Phettbergs Predigtdienst

Ich liebe meinen Schmutz

Hermes Phettberg führt seit 1991 durch das Kirchenjahr

Kolumnen | aus FALTER 51/14 vom 17.12.2014

Red letter day: Maria ohne Erbsünde empfangen. André Heller kränkt sich zu Recht in seinem Buch "Wie ich lernte, bei mir selbst Kind zu sein", dass seine Mutter schmutzig wurde, indem sie es mit seinem Vater trieb und ihn dabei empfing, noch dazu, wo André Heller so ein extrem schöner Jeansboy erster Qualität ist. Was zum Beispiel geschah, als ich von meiner Mama empfangen wurde, wahrscheinlich am Feuerwehrball des Jahres 1952 in Unternalb, es war das Erste, was ich tat, nachdem ich erfuhr, dass Babys neun Monate im Mutterleib wachsen müssen. Ich liebe meinen Schmutz, ich liebe meinen Schmutz, ich liebe meinen Schmutz!

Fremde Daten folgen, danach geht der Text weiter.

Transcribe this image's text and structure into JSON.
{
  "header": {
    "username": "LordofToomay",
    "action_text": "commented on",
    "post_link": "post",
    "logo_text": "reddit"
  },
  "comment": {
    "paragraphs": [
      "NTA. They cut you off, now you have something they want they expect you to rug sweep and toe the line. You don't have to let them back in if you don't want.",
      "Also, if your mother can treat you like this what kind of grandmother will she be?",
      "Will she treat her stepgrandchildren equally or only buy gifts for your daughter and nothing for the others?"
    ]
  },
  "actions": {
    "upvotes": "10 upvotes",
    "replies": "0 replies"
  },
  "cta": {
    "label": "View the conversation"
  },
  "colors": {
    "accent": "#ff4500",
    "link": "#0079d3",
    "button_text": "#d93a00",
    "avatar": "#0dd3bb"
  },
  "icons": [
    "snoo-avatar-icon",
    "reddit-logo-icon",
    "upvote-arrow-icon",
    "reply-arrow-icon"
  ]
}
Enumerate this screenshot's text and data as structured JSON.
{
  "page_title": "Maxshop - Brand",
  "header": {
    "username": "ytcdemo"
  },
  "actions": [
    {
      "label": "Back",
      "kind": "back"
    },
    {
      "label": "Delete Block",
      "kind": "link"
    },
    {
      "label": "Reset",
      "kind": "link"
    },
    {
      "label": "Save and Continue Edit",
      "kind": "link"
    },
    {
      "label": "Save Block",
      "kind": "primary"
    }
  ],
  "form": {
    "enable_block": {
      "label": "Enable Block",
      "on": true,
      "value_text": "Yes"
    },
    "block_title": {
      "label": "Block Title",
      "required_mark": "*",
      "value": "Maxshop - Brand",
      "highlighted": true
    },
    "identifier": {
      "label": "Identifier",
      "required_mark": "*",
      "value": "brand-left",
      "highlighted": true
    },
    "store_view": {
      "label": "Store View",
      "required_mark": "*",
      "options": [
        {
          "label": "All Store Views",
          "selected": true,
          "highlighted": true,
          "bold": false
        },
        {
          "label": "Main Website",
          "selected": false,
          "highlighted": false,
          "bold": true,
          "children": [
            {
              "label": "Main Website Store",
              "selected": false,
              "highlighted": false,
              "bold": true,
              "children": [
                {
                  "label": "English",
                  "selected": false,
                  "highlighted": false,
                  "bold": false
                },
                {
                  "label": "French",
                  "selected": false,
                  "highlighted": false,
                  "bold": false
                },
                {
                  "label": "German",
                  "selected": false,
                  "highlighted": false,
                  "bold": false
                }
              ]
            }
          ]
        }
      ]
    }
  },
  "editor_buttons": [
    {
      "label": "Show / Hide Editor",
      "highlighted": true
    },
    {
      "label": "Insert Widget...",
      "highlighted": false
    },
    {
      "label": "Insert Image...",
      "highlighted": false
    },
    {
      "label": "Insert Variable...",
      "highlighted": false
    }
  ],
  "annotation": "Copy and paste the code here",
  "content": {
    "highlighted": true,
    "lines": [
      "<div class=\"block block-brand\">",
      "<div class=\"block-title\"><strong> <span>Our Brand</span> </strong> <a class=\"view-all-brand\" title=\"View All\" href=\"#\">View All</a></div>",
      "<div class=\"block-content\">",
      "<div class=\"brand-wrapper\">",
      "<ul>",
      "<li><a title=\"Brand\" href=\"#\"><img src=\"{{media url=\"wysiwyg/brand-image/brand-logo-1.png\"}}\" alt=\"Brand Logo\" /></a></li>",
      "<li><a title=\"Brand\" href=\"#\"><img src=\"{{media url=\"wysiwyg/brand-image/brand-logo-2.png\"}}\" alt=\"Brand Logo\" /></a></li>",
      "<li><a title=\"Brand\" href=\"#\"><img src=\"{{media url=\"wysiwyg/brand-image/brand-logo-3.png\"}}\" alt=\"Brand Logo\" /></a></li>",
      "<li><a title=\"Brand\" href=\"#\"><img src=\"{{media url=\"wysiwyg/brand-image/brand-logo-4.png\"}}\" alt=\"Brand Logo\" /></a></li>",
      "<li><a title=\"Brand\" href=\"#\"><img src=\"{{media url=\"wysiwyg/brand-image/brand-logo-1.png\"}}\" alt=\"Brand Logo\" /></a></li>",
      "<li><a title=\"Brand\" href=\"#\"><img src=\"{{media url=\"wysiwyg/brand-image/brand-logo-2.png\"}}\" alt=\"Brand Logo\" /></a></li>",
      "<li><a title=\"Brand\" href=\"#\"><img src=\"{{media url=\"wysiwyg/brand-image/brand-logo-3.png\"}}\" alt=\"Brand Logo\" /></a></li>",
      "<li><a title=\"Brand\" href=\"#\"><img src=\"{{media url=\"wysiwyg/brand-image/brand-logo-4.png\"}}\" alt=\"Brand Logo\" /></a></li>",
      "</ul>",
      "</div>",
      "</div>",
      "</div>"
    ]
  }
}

Mein Vata war einmal wegen einer Augenoperation im alten, allerersten Allgemeinen Krankenhaus, wo circa 20 Patienten in einem Saal lagen, und ich hörte, als ich die Stufen in den Krankensaal hinaufging, meinen Vater als Einzigen laut reden, und zwar ziemlich lange. Die vielen Stufen Und dann, als er aufhörte, kam Riesenapplaus von allen Patienten. Vielleicht war mein Vata, wie die Hörbigers, total begabt, aufzutreten? Leider Gottes war ich zu dumm, mit Frauen zu ficken und Kinder zu produzieren. Vielleicht wäre eine große Fenz-Bastion entstanden, mit vielen in der Öffentlichkeit Begabten?

Jedenfalls beschäftigte mich heute die Bibelstelle nach Markus 1,1-8, wo die Kleidung Johannes' des Täufers mit Kamelhaaren und Ledergürtel beschrieben wurde. Vielleicht war Johannes der Täufer mit so einem breiten Gürtel umschlungen und trug diesen viele, viele Jahre lang ohne Unterhosen? Ich fantasier mich in meine kurzen Bluejeans und denke, dass damals noch keine Bluejeans existierten. Denn vielleicht war Johannes total fetischisiert mit diesem breiten Gürtel, ohne was drunter? Wir Menschengetier sind alle nach denselben Gelüsten entstanden, nur Joachim und Anna dürften total ohne jeden Streit je in totaler Sauberkeit gelebt haben.

Ernährung des Feiertags Mo, 8.12.14: eine Inzersdorfer-Dose Linsen mit Speck. Mein Geld geht radikal zu Ende, und ich dachte, ich esse heute nur die Linsendose. Im heutigen Ö-Regional-"Frühschoppen" hat der Sprecher uns beschworen, ja nicht zu shoppen und nur zu saufen, jedenfalls ich geb keinen Groschen Geld für diesen Feiertag aus.